This Is What You Need To Understand When You Love Someone With Depression
When you love someone with depression, never delegitimize their suffering. Because it is this undermining of mental illness that keeps the stigma alive.
When you love someone with depression, you must understand that depression is not sadness. It is not feeling blue, or simply having an off day or week. It is not something they can simply snap out of. They cannot “choose” happiness instead, despite what Pinterest may tell you.
The thing you must understand when you love someone with depression is that it is an illness, and one that can be absolutely debilitating.

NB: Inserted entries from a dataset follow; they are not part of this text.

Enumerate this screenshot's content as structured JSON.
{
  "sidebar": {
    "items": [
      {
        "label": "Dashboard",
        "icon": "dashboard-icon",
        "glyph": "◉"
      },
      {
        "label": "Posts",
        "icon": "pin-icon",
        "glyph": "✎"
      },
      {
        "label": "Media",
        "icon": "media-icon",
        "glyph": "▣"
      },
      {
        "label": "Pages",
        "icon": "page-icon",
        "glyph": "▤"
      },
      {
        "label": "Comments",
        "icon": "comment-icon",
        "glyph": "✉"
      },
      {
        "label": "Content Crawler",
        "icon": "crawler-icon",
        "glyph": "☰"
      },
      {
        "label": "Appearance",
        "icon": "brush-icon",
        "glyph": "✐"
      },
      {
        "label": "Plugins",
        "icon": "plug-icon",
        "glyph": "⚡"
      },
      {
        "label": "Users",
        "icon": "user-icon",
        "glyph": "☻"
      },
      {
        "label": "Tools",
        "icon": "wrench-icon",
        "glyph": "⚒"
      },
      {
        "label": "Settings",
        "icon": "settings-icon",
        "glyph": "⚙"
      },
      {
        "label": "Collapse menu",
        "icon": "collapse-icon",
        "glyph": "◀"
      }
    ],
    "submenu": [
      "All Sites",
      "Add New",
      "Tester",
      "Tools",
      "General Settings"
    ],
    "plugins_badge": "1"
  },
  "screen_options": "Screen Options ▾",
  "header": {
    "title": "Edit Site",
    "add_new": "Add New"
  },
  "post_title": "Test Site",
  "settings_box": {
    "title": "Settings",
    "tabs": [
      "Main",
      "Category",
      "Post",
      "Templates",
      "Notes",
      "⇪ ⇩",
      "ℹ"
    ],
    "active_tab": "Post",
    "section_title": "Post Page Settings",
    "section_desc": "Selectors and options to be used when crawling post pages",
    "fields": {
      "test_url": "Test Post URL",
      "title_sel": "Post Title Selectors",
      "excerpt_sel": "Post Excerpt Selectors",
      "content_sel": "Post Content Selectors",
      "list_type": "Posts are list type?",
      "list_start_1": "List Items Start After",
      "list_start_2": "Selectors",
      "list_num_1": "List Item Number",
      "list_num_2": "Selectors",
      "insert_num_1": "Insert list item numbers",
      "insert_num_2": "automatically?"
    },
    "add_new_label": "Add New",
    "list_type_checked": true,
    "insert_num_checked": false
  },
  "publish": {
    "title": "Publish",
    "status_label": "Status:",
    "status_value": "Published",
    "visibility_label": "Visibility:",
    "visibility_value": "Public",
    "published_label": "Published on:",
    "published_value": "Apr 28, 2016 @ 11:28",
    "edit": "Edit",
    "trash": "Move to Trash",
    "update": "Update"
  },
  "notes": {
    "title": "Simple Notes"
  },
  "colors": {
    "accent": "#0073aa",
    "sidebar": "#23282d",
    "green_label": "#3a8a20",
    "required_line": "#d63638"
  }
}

It is a weight that can keep them from leaving their bed, crashing waves that keep them from reaching out when they are drowning. Depression is the leech that drains them of all of their energy, their feeling, their willpower. It is their own voice in the back of their mind that tells them they are unlovable, that they are not good enough. It is the stubborn and pervasive belief that it will never get better.
Even if you know these things about them are not true, that they are worthy of love and more than enough, you must realize that these beliefs are very real to them. It is part of the illness. These are its symptoms.
So instead of telling them that what they feel is simply not true, acknowledge their pain. Explain that even though you know how loved they are, you recognize they do not realize it. Tell them that you see how much they are hurting, how you hear it in their voice as it wavers as they choke back tears explaining what war they were fighting in their mind that day.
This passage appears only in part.